One year after the investors in US-listed Chinese companies sold stock, those share prices were 21% lower on average, the study says.

They estimated that the $10 billion in losses avoided by Chinese investors constituted the lion’s share of the total of $11.9 billion saved by all foreign investors in US companies.

Lynch and Taylor said their findings show that foreign-firm insiders’ sales are highly opportunistic when compared with their counterparts at US companies.

“We show that officers and directors at US companies generally do not precede stock-price declines,” they wrote.
 
Quote by Robert Jackson, Bradford Lynch and Daniel Taylor in their paper, Holding Foreign Insiders Accountable
 
“In contrast, foreign-firm insiders often sell prior to significant declines in stock prices, whether measured over the subsequent three, six, or twelve months.”

On average, foreign-firm insiders sell prior to a 5% stock-price decline in the twelve months following their sales, they found.

 

Alibaba Entity Sells

The authors, as an example, cited a trade involving Alibaba Group. In October 2020, Alibaba’s payments affiliate, Ant Group, was preparing for its initial public offering, which would have been likely to increase the value of Alibaba’s stake.

Then Alibaba’s founder, Jack Ma, criticised Chinese regulators in a speech that apparently prompted government leaders to cancel the listing, sparking an 8% decline in Alibaba’s stock price.

“Unbeknownst to most investors, however, the day before that announcement, Skyscraper Limited, an entity controlled by Alibaba insiders, sold more than $150 million in Alibaba shares, avoiding millions in losses,” the authors wrote.

Disclosure of that transaction was provided not in the widely-watched form that US insiders must provide but rather on a little-known paper filing stored in file cabinets in the Securities and Exchange Commission’s reference room.

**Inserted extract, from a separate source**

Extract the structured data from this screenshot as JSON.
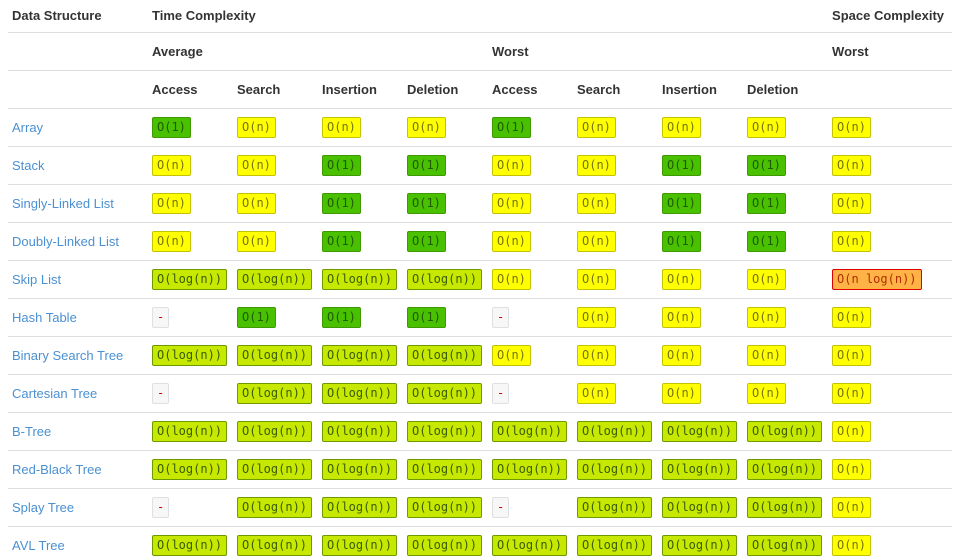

The authors urged US policymakers to revisit the SEC’s decades-old decision to exempt US-listed, foreign-domiciled firms from insider-trading disclosure.

“Regulators must provide meaningful transparency into the insider trading activity of insiders at foreign firms that list in the US,” they wrote.

“Accordingly, we urge lawmakers to promptly revisit foreign firms’ exemption from American law requiring prompt disclosure of insider trading.”